Colsman led negotiations with Swiss engineer Max Maag that resulted in the founding of the Zahnradfabrik in 1915, and was the driving force behind the conversion of the company to a stock corporation in 1921. Colsman himself never paraded his contributions to ZF, however. Although gears and transmissions for motor vehicles were not particularly dear to his heart – in contrast to a globally active airship fleet – Colsman did recognize the long-term commercial potential of the Zahnradfabrik. This was also related to his provenance.

The son of an aluminum manufacturer was born in Werdohl (Sauerland) on May 7, 1873. After studying at the Technical University Charlottenburg, he embarked on foreign travels that included trips to Russia, Sweden and Turkey. Contact to airship construction in Friedrichshafen was established after Colsman met the woman who would later become his wife, Helene Berg, the daughter of an industrialist from Lüdenscheid. Helene's father, Carl Berg, also owned an aluminum-processing factory, was an ardent supporter of Count Zeppelin and delivered material for the aluminum structure of the first Zeppelin airship. When Carl Berg died in 1906, Colsman met Count Zeppelin at his father-in-law's funeral.

Shortly after the Echterdingen airship catastrophe in August 1908, Colsman went to Friedrichshafen and met with Count Zeppelin, who was still in a state of shock due to the events. Zeppelin asked whether Colsman would act as director of an airship company that was yet to be established. Colsman immediately accepted and thus became one of the key figures in the establishment of Luftschiffbau Zeppelin GmbH and its subsidiaries, among which was also ZF.

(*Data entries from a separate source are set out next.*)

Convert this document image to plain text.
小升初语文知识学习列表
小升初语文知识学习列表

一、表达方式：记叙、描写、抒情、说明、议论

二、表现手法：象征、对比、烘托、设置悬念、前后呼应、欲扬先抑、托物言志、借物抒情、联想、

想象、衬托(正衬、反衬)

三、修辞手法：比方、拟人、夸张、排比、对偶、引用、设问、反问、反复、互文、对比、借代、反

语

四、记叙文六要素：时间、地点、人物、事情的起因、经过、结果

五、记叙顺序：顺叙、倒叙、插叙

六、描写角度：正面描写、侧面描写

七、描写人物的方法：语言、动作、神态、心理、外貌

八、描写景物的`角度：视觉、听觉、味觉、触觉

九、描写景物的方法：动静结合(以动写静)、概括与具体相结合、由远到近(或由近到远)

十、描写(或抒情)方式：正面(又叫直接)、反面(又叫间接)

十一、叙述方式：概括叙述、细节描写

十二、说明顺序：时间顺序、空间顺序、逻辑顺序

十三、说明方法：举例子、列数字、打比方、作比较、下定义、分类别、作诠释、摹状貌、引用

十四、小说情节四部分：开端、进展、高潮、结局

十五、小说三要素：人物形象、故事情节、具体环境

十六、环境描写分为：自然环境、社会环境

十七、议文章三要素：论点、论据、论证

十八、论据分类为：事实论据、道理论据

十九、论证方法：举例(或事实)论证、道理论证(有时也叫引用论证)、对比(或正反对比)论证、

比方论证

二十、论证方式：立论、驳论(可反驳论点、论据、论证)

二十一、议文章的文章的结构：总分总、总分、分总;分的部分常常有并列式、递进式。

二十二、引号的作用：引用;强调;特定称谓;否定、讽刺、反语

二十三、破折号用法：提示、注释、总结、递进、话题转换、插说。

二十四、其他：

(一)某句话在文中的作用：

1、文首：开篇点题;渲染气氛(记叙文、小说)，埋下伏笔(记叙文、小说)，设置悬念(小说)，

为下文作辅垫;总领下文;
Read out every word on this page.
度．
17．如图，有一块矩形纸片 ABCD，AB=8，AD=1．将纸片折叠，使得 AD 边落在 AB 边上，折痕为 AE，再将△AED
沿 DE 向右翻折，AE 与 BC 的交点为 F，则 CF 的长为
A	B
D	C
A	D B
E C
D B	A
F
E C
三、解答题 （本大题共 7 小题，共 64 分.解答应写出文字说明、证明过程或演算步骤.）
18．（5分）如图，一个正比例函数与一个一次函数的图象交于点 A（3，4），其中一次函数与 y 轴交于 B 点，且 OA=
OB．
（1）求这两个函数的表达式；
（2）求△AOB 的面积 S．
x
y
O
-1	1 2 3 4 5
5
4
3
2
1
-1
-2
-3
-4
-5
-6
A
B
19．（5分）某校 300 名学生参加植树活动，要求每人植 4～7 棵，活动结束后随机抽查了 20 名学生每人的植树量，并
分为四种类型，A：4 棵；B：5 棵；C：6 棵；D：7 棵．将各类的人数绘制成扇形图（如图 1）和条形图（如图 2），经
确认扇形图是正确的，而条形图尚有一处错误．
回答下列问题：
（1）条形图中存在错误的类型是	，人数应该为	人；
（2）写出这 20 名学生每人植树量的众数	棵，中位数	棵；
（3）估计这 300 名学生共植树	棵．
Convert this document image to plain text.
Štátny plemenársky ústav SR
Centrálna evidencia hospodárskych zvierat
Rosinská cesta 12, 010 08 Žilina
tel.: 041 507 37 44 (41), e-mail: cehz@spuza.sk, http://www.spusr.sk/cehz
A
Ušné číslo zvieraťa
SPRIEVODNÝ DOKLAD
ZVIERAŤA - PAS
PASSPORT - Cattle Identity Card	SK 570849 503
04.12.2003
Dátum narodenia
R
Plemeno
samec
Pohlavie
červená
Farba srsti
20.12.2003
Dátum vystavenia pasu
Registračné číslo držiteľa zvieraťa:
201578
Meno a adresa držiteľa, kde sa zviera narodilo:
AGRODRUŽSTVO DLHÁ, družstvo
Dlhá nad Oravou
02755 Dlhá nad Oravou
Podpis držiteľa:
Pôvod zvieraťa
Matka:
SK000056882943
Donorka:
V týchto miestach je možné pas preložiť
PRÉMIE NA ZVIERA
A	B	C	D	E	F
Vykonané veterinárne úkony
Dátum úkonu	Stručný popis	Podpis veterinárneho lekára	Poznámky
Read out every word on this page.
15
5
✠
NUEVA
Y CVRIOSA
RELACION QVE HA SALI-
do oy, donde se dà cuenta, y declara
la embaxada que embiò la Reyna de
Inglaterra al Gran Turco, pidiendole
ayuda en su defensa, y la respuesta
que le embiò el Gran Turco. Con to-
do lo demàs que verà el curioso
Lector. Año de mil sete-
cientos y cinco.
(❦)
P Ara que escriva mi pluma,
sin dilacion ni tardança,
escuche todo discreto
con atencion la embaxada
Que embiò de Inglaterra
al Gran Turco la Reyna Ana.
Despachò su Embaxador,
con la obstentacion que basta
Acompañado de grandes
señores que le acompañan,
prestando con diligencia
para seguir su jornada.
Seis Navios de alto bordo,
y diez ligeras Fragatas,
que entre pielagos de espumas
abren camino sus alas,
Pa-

After disagreeing with Hugo Eckener about the strategic direction of the company, Colsman left Luftschiffbau Zeppelin GmbH in 1929 and returned to his hometown of Werdohl to manage his father's factory. Airship manufacturing came to a provisional end in Friedrichshafen in 1939, but the company subsidiaries founded by Colsman continue to exist. Alfred Colsman died on January 9, 1955.